Salt is a federally owned mineral resource. In Austria, the rights of prospecting, extraction and appropriation lie with Salinen Austria AG. Currently about 4 million cubic metres of brine are extracted annually at the three operating sites of Salinen Austria AG (Bad Ischl, Hallstatt and Altaussee).
The major sales products are brine for commercial, industrial and thawing salt, for curing and healing purposes, table salt, animal salt, chemically pure salt for pharmaceutical purposes, special edible salts, tablet salts, and salt-lick stones.
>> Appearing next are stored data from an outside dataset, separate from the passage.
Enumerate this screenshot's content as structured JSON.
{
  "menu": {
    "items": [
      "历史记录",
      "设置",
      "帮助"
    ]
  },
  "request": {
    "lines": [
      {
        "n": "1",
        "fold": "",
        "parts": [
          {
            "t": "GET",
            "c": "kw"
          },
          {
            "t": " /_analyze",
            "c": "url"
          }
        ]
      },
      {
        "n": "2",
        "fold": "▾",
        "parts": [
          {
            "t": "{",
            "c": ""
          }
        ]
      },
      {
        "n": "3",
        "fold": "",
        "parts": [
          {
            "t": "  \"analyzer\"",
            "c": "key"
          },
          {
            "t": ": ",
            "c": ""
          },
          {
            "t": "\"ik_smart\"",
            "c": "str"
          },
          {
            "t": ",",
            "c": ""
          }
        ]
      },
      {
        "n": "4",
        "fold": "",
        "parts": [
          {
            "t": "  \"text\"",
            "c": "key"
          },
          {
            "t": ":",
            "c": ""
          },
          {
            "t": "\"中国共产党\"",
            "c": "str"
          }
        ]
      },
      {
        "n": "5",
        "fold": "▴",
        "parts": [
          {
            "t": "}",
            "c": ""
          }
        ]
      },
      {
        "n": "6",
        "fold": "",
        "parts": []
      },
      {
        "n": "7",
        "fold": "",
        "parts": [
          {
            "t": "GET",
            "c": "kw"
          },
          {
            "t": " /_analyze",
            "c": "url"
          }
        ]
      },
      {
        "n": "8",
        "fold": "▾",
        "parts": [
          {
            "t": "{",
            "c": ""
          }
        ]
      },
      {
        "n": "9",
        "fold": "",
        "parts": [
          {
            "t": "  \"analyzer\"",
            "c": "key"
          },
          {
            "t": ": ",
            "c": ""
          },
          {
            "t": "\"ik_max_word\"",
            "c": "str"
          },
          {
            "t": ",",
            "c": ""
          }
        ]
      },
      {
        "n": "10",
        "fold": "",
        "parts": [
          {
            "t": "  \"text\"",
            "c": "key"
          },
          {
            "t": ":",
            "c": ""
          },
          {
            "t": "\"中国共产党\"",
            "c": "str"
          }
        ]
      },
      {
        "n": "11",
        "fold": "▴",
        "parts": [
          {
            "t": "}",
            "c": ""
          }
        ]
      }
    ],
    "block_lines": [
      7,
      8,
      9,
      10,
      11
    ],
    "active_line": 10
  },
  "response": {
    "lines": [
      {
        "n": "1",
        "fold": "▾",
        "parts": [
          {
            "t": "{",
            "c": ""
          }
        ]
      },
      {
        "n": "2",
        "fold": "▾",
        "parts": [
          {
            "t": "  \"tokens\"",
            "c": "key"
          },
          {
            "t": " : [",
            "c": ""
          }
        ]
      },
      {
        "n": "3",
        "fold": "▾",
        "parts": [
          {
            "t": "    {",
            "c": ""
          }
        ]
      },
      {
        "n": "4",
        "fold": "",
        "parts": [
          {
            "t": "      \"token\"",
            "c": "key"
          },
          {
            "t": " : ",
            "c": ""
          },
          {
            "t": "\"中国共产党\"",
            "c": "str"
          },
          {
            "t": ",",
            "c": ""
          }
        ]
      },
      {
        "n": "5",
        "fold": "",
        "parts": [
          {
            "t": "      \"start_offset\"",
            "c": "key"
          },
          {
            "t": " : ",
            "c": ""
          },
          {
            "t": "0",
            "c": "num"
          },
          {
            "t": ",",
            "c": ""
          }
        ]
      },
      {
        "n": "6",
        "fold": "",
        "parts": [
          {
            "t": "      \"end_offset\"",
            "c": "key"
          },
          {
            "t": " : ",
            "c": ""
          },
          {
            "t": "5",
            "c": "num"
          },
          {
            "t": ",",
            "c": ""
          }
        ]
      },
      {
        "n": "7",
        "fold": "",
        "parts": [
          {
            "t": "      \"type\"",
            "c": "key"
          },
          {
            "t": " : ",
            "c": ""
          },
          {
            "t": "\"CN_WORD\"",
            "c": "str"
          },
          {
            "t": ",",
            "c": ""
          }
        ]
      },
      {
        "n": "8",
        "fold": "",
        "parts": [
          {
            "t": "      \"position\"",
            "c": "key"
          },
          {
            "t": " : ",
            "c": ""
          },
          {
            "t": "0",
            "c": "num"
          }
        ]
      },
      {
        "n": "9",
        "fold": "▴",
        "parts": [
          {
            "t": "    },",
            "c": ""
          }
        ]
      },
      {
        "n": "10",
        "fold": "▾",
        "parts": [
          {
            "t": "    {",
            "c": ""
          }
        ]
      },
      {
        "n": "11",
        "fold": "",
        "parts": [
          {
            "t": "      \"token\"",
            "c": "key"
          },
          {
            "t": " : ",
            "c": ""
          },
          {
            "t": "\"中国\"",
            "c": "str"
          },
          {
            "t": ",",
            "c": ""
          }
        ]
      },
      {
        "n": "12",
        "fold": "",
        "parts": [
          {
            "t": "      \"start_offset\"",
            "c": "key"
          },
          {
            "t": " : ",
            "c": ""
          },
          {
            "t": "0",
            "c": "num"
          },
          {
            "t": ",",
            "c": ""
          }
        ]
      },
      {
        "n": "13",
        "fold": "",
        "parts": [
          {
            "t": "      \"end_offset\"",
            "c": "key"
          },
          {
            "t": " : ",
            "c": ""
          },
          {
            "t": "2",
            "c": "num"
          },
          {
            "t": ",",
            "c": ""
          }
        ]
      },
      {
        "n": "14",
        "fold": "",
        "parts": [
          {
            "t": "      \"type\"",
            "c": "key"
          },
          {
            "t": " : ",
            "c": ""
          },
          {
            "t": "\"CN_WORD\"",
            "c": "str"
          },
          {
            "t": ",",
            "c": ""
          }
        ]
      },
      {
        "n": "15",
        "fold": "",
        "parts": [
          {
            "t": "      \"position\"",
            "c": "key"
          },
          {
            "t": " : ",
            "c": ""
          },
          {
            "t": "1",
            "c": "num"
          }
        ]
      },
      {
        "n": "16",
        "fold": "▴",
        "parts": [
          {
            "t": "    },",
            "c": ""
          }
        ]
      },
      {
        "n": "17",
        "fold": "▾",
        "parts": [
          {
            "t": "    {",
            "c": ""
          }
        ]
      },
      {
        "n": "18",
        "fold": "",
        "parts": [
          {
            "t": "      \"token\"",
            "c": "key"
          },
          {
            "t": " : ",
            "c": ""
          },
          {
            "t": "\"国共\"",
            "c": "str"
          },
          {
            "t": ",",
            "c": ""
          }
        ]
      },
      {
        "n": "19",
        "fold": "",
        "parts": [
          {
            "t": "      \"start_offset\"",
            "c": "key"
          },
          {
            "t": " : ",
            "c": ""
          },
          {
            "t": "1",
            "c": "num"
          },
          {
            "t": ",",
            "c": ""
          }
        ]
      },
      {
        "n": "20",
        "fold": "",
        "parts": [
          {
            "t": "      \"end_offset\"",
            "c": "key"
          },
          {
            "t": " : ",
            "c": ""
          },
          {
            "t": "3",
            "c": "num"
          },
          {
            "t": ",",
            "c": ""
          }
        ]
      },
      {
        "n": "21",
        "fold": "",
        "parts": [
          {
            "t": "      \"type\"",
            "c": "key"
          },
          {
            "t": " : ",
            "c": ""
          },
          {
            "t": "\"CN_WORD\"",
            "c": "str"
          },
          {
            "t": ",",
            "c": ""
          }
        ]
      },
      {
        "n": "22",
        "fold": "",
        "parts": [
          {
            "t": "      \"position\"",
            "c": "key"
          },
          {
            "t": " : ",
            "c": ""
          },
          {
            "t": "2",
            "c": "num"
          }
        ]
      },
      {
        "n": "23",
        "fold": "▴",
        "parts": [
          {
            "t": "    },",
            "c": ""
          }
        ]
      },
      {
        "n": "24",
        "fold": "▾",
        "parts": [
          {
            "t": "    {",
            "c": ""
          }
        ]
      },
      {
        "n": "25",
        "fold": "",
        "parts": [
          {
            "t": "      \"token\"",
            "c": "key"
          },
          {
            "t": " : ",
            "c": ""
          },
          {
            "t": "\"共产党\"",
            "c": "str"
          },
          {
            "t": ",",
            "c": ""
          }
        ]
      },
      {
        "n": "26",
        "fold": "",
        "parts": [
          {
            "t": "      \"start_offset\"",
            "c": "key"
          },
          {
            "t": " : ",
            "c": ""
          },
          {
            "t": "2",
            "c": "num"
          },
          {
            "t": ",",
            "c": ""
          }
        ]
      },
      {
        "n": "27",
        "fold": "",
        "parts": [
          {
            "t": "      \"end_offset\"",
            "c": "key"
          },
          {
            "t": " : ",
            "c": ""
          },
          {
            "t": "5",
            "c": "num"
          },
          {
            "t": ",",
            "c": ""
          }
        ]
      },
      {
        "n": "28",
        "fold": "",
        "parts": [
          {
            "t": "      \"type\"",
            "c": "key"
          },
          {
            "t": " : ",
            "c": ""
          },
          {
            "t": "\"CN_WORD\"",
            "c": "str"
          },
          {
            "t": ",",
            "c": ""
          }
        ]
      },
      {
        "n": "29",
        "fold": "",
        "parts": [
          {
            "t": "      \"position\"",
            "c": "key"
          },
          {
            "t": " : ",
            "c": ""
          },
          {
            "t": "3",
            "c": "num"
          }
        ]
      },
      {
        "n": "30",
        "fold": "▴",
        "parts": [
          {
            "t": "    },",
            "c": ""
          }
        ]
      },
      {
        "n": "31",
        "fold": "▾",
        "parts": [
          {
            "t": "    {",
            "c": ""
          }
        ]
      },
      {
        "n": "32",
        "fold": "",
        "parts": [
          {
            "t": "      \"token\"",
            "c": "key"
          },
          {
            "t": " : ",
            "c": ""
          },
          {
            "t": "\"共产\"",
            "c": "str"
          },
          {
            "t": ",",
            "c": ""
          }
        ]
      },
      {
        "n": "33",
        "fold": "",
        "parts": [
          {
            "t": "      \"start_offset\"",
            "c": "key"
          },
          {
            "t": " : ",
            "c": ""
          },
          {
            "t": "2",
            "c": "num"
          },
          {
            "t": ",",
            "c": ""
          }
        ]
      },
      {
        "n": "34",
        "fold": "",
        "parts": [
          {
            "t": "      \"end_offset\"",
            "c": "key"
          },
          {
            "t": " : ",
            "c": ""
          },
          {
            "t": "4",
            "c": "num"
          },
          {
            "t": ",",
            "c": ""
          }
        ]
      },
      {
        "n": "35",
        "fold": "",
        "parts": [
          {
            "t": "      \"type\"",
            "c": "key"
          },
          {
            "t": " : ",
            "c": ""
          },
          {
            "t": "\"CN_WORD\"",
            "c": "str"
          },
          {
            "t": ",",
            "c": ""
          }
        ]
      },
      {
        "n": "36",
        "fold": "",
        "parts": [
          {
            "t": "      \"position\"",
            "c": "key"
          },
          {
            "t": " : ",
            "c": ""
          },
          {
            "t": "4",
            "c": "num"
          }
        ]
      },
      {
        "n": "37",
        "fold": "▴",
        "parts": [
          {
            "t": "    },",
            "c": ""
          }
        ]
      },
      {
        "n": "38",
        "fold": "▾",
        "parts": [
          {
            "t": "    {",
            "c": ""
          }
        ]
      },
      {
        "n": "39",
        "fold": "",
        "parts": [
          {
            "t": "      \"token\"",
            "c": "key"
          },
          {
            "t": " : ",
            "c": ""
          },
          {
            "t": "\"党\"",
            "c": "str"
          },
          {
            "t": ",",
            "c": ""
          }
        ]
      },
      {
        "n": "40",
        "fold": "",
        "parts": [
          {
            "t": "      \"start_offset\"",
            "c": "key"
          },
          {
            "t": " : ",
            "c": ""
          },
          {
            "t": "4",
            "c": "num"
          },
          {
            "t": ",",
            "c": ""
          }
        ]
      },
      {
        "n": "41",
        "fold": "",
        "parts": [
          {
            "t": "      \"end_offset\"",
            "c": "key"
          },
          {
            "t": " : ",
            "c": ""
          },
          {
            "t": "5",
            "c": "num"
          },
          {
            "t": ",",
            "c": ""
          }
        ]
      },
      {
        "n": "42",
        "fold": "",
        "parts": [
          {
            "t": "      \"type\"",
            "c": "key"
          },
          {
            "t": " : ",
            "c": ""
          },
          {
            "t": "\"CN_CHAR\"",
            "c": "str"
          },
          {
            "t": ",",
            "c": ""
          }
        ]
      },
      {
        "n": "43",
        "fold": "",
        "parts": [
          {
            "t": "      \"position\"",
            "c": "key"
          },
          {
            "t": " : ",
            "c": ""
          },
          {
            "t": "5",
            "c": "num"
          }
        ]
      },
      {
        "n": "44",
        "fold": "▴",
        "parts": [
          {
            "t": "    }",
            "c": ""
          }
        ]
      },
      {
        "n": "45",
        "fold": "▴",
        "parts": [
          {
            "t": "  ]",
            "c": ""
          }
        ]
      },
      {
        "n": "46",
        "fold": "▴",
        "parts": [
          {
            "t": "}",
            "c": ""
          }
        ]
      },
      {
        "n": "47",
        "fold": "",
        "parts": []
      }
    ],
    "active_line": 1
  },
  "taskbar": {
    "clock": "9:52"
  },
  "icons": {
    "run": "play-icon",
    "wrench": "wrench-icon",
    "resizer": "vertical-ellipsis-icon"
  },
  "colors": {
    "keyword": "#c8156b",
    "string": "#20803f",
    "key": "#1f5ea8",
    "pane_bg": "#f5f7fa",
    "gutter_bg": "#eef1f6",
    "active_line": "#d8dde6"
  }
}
Prehistoric finds prove that salt was prospected in today’s Austria as early as in the Neolithic period. In Hallstatt salt has been produced continuously for 7000 years. In the period from 800 to 400 B.C. Hallstatt was so important in terms of culture and history that an epoch was named after it (“Hallstatt period”). As from the 12th century A.C., the mining of rock salt was gradually replaced by the leaching of brine from the rock salt of the “Haselgebirge”.
The names of towns like Salzburg, Hall, Hallein, Hallstatt, Salzkammergut, Bad Hall, Halle all remind us of the occurrence of salt.
The term “Nachwassern” relates to salt mining: It describes the search for potential water sources in mining which may have fatal consequences for salt mining due to the solubility of salt.
The current production data for Austria and the world can be found in the Austrian Montan-Handbuch and in the international statistics on raw materials, WORLD MINING DATA.